Along with it, the soft strains of lullaby-like folk melodies that once rose during the collective fishing have faded from memory. Where voices once sang in rhythm with the tides, engines now dominate. Fishing nets have been replaced by tractors.

This rupture, he laments, has not only erased cultural practices, but has also scarred the environment itself. What was once sustained through care, cooperation and song is now marked by extraction, pollution and loss.

After attending university, Wigneswaran resolved to dedicate his artistic practice to affirming the identity of his community.

Ritual was the vessel through which identity was shaped, transmitted, and sustained within his community. As a child, Wigneswaran closely observed these practices not as distant performances but as living encounters.

Reflecting on this, he states, “My artistic practice is shaped by lived experience, memory and ancestral knowledge. My maternal grandfather, known as Kulluwanse, was a seeya – the leader of the village. Although he passed away before I was born, his presence was made known to me through ritual and spiritual practice.”

Compelled to understand these experiences more deeply Wigneswaran began collecting the ritual tools and instruments once used by his grandfather. This act of gathering became a means of retracing lineage – assembling fragments of identity and cultural inheritance through material form.
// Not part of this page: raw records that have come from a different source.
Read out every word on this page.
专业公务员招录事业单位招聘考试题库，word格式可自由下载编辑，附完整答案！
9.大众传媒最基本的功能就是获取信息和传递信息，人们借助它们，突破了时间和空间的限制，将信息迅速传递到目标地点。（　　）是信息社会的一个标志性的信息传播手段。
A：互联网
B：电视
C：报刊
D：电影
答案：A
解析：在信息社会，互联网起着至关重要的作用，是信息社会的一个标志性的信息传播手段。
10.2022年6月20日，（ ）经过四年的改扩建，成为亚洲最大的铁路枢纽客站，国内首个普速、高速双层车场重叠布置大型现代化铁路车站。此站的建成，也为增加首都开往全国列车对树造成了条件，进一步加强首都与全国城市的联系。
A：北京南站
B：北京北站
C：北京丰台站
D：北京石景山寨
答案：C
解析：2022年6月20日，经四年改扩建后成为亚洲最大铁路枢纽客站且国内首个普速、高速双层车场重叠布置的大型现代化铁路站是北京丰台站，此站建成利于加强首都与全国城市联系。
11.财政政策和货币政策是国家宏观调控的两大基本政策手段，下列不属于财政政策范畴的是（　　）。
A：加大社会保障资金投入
This process finds expression in Utthiyagal, a sculpture presented in this exhibition. He explains,

“From the land of my own village that was taken away, I recovered tree roots and women’s seethai (sari) cloths. It is through these materials that I created this work.”

His work also draws deeply from everyday practices within his community – fishing, woodcutting and mat weaving using palmyra leaves. These were not merely forms of livelihood but systems of knowledge passed down through generations. “As a child, I accompanied my grandmother to collect the leaves and learned to weave mats and boxes alongside her,” he says.

In his work Kovvai, Wigneswaran returns to memories of childhood, imagining the landscape as it once existed. The coastal forest areas of Kaluvankeni village and the plants that once spread freely across household fences re-emerge vividly, evoking a time when nature, labour and daily life were closely intertwined.

“This work speaks about the food practices, medicinal knowledge and ritual uses found among the Indigenous communities of our village,” he explains.

Among indigenous and rural communities, kovvai is used in traditional medicine to address blood sugar imbalance, inflammation, wounds, fever and skin ailments. Embedded within these practices is an understanding of the plant not simply as sustenance but as a bearer of healing knowledge and ancestral continuity.

Today, Coccinia grandis sits in a state of contradiction. Long valued within indigenous knowledge systems for its cultural and practical uses, the plant has, in some parts of the world, come to be labelled “invasive” after being introduced beyond its native range as a food or ornamental plant. What was once nurtured and useful is now, in certain contexts, seen as problematic or out of place.

In Wigneswaran’s exhibition, Coccinia grandis appears as a quiet presence shaped by these changing perspectives. It speaks to survival and adaptation while also raising questions about belonging, inviting us to consider how living things, like people and cultures, are redefined as they move across places and systems.

Wigneswaran’s work is on show in Batticaloa until April 26.